IRE, une cascade de défaillances

Édito

Mis en ligne le 30/08/2008

Par Michel Konen

Dans n'importe quelle autre industrie l'incident n'aurait sans doute pas fait une ligne dans les journaux : songez donc, une petite fuite de rien du tout. Pas de quoi s'émouvoir, en somme !
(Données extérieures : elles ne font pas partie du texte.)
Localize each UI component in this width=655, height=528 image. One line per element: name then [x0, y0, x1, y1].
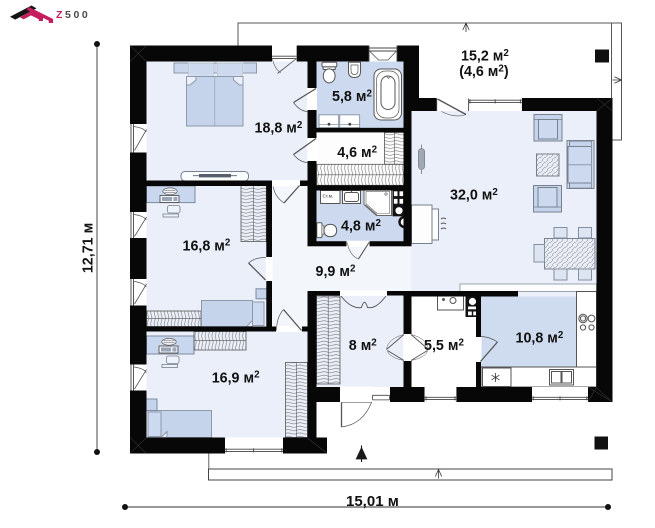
svg-text:16,8 м2: 16,8 м2 — [183, 238, 231, 255]
svg-text:9,9 м2: 9,9 м2 — [316, 263, 356, 280]
svg-text:5,5 м2: 5,5 м2 — [424, 337, 464, 354]
svg-text:15,2 м2: 15,2 м2 — [461, 48, 509, 65]
svg-text:16,9 м2: 16,9 м2 — [212, 370, 260, 387]
svg-text:4,6 м2: 4,6 м2 — [337, 144, 377, 161]
svg-text:Ст.м.: Ст.м. — [323, 194, 334, 199]
svg-text:10,8 м2: 10,8 м2 — [516, 330, 564, 347]
svg-text:Z500: Z500 — [56, 9, 90, 21]
svg-text:15,01 м: 15,01 м — [346, 493, 399, 510]
svg-text:4,8 м2: 4,8 м2 — [341, 218, 381, 235]
svg-text:5,8 м2: 5,8 м2 — [332, 88, 372, 105]
svg-text:32,0 м2: 32,0 м2 — [450, 187, 498, 204]
svg-text:12,71 м: 12,71 м — [81, 223, 97, 273]
svg-text:18,8 м2: 18,8 м2 — [255, 120, 303, 137]
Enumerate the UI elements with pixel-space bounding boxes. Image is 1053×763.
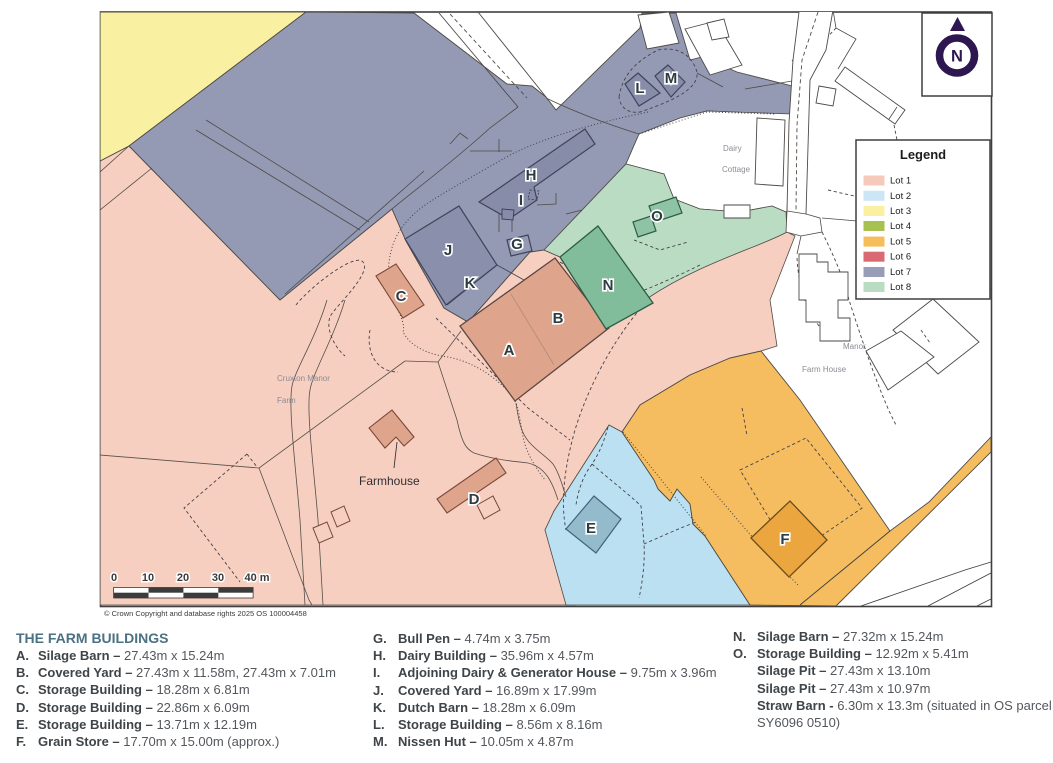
svg-text:Lot 3: Lot 3 — [890, 206, 911, 217]
svg-text:20: 20 — [177, 572, 189, 584]
svg-text:Farmhouse: Farmhouse — [359, 474, 420, 488]
svg-text:L: L — [635, 80, 644, 97]
svg-text:Lot 2: Lot 2 — [890, 191, 911, 202]
svg-text:Cruxton Manor: Cruxton Manor — [277, 374, 330, 383]
svg-text:10: 10 — [142, 572, 154, 584]
svg-text:© Crown Copyright and database: © Crown Copyright and database rights 20… — [104, 609, 307, 618]
svg-text:Cottage: Cottage — [722, 165, 751, 174]
svg-text:M: M — [665, 70, 678, 87]
svg-text:Lot 6: Lot 6 — [890, 252, 911, 263]
svg-text:Farm House: Farm House — [802, 365, 847, 374]
svg-text:Dairy: Dairy — [723, 144, 742, 153]
svg-text:F: F — [780, 531, 789, 548]
svg-text:40 m: 40 m — [244, 572, 269, 584]
svg-text:Lot 5: Lot 5 — [890, 237, 911, 248]
svg-text:B: B — [553, 310, 564, 327]
svg-text:0: 0 — [111, 572, 117, 584]
svg-text:N: N — [951, 48, 963, 66]
svg-text:Farm: Farm — [277, 396, 296, 405]
svg-text:K: K — [465, 275, 476, 292]
svg-text:A: A — [504, 342, 515, 359]
svg-text:Lot 8: Lot 8 — [890, 282, 911, 293]
svg-text:Lot 1: Lot 1 — [890, 176, 911, 187]
svg-text:E: E — [586, 520, 596, 537]
svg-text:I: I — [519, 192, 523, 209]
svg-text:J: J — [444, 242, 452, 259]
svg-text:N: N — [603, 277, 614, 294]
svg-text:G: G — [511, 236, 523, 253]
svg-text:30: 30 — [212, 572, 224, 584]
svg-text:Legend: Legend — [900, 147, 946, 162]
svg-text:O: O — [651, 208, 663, 225]
svg-text:D: D — [469, 491, 480, 508]
svg-text:Lot 7: Lot 7 — [890, 267, 911, 278]
svg-text:H: H — [526, 167, 537, 184]
svg-text:Lot 4: Lot 4 — [890, 221, 911, 232]
svg-text:C: C — [396, 288, 407, 305]
svg-text:Manor: Manor — [843, 342, 866, 351]
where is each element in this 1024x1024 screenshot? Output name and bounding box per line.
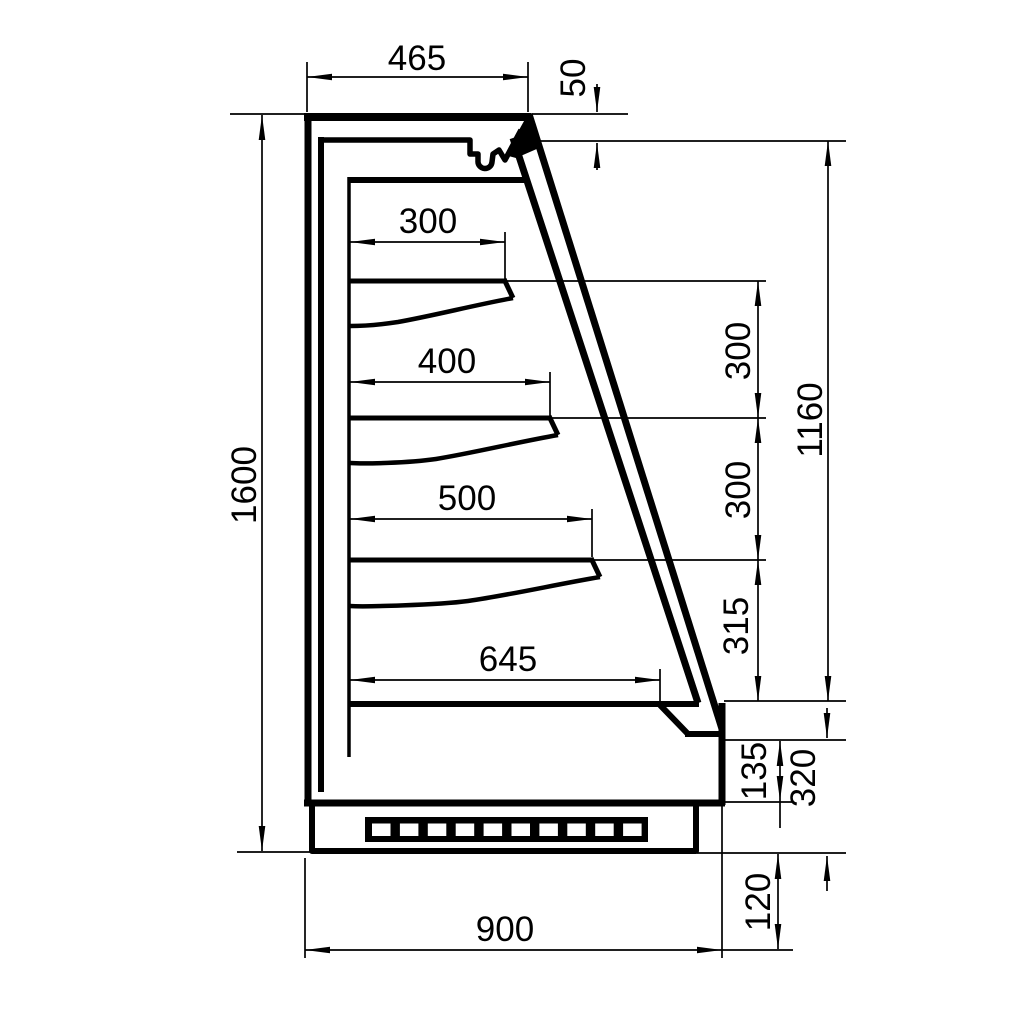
dimension-canopy-front-height: 50 [532,59,846,170]
dim-label-canopy-front-height: 50 [554,59,593,98]
shelf-1 [348,279,513,326]
dim-label-base-section-height: 320 [784,749,823,807]
dim-label-bumper-height: 135 [735,742,774,800]
bumper-step-diagonal [660,705,688,734]
dimension-shelf-2-depth: 400 [350,342,550,416]
dim-label-plinth-height: 120 [739,873,778,931]
dim-label-overall-depth: 900 [476,910,534,949]
front-glass-outer [529,114,722,729]
shelf-2-underside [350,435,558,463]
shelf-3-underside [350,577,600,606]
grille-slot [484,824,503,837]
dim-label-shelf-1-depth: 300 [399,202,457,241]
dimension-front-opening-height: 1160 [791,141,830,701]
dim-label-front-opening-height: 1160 [791,382,830,457]
dim-label-shelf-gap-3: 315 [717,597,756,655]
shelf-2 [348,416,558,463]
dim-label-shelf-2-depth: 400 [418,342,476,381]
dimension-top-depth: 465 [307,39,528,112]
grille-slot [567,824,586,837]
dimension-base-shelf-depth: 645 [350,640,660,702]
grille-slot [372,824,391,837]
dim-label-overall-height: 1600 [225,446,264,524]
dim-label-shelf-3-depth: 500 [438,479,496,518]
grille-slot [623,824,642,837]
grille-slot [456,824,475,837]
canopy-underside-profile [322,130,521,169]
grille-slot [512,824,531,837]
grille-slot [400,824,419,837]
shelf-3 [348,558,600,606]
dim-label-shelf-gap-2: 300 [719,461,758,519]
dim-label-shelf-gap-1: 300 [719,322,758,380]
technical-drawing-page: 465 50 300 400 500 645 1600 [0,0,1024,1024]
shelf-1-underside [350,298,513,326]
grille-slot [539,824,558,837]
ventilation-grille [365,817,648,842]
dimension-overall-height: 1600 [225,114,310,852]
technical-drawing-canvas: 465 50 300 400 500 645 1600 [0,0,1024,1024]
grille-slot [428,824,447,837]
dimension-shelf-1-depth: 300 [350,202,505,279]
dimension-plinth-height: 120 [722,854,793,950]
dim-label-base-shelf-depth: 645 [479,640,537,679]
dim-label-top-depth: 465 [388,39,446,78]
grille-slot [595,824,614,837]
dimension-shelf-3-depth: 500 [350,479,592,557]
cabinet-cross-section [304,113,725,851]
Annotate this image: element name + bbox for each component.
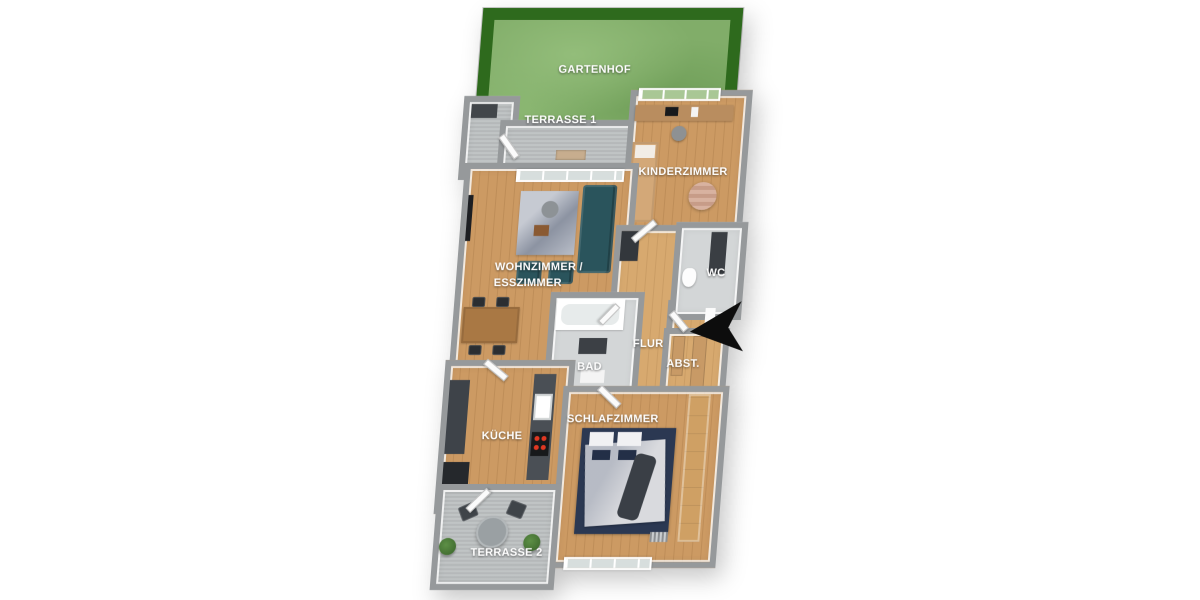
floor-plan-canvas: GARTENHOF TERRASSE 1 KINDERZIMMER WOHNZI… — [0, 0, 1200, 600]
gartenhof-label: GARTENHOF — [558, 64, 630, 76]
storage-cabinet — [471, 104, 498, 118]
desk — [634, 105, 733, 121]
terrasse-2-label: TERRASSE 2 — [470, 547, 542, 559]
dining-chair — [472, 297, 486, 307]
burner — [534, 436, 539, 441]
desk-chair — [671, 126, 687, 141]
shelf — [670, 336, 685, 376]
wc-label: WC — [707, 267, 726, 279]
burner — [534, 445, 539, 450]
dining-chair — [496, 297, 510, 307]
burner — [541, 436, 546, 441]
apartment-floor-plan: GARTENHOF TERRASSE 1 KINDERZIMMER WOHNZI… — [405, 0, 802, 600]
schlafzimmer-door — [597, 385, 621, 409]
dining-chair — [492, 345, 506, 355]
wohnzimmer-label-line1: WOHNZIMMER / — [495, 261, 583, 273]
room-terrasse-2 — [430, 484, 562, 590]
bad-label: BAD — [577, 361, 602, 373]
papers — [691, 107, 699, 117]
terrace-table — [475, 516, 510, 548]
bath-vanity — [578, 338, 607, 354]
kitchen-counter-right — [526, 374, 556, 480]
coffee-table — [533, 225, 549, 236]
wohnzimmer-label-line2: ESSZIMMER — [494, 277, 562, 289]
kueche-label: KÜCHE — [482, 430, 523, 442]
kinderzimmer-window — [638, 88, 721, 101]
toilet — [681, 268, 696, 287]
accent-pillow — [592, 450, 611, 460]
entrance-arrow-icon — [687, 297, 745, 361]
doormat — [649, 532, 668, 542]
flur-label: FLUR — [633, 338, 664, 350]
terrace-storage-door — [498, 133, 519, 159]
curtain — [555, 150, 586, 160]
kitchen-counter-left — [444, 380, 470, 454]
burner — [541, 445, 546, 450]
double-bed — [574, 428, 676, 534]
pillow — [635, 145, 656, 158]
dining-table — [461, 307, 520, 343]
terrasse-1-label: TERRASSE 1 — [525, 114, 597, 126]
terrace-sliding-door-window — [516, 169, 625, 182]
tv — [465, 195, 474, 241]
wardrobe — [677, 394, 711, 542]
schlafzimmer-label: SCHLAFZIMMER — [567, 413, 659, 425]
laptop — [665, 107, 679, 116]
sink — [533, 394, 553, 420]
terrace-chair — [506, 500, 528, 520]
kueche-door — [483, 359, 508, 382]
kinderzimmer-label: KINDERZIMMER — [638, 166, 727, 178]
schlafzimmer-window — [563, 557, 652, 570]
ottoman — [687, 182, 717, 210]
stove — [530, 432, 550, 456]
pillow — [617, 432, 642, 446]
sofa — [577, 185, 618, 273]
dining-chair — [468, 345, 482, 355]
potted-plant — [438, 538, 456, 555]
pillow — [589, 432, 614, 446]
Et personne, d'ailleurs ne s'en est ému. Pendant 48 heures, du moins ! Depuis, l'affaire fait couler beaucoup d'encre. Et en fera couler beaucoup encore. Car l'incident s'est produit dans un site qui traite des éléments irradiés, du nucléaire : l'Institut des Radios Eléments de Fleurus (IRE).

Prononcez ces deux mots : "nucléaire" et "incident" et vous provoquez, inévitablement une explosion émotionnelle. Cette industrie, à tort ou à raison, charrie une somme de fantasmes - Hiroshima, Tchernobyl,... - irrationnels. C'est la raison pour laquelle cette industrie est soumise à des contrôles sévères, à des procédures de sécurité rigoureuses. Et, cela va de soi, il convient qu'une transparence totale, de l'industrie et des pouvoirs publics, soit observée à l'égard des citoyens en cas d'incidents. Cela, c'est la théorie !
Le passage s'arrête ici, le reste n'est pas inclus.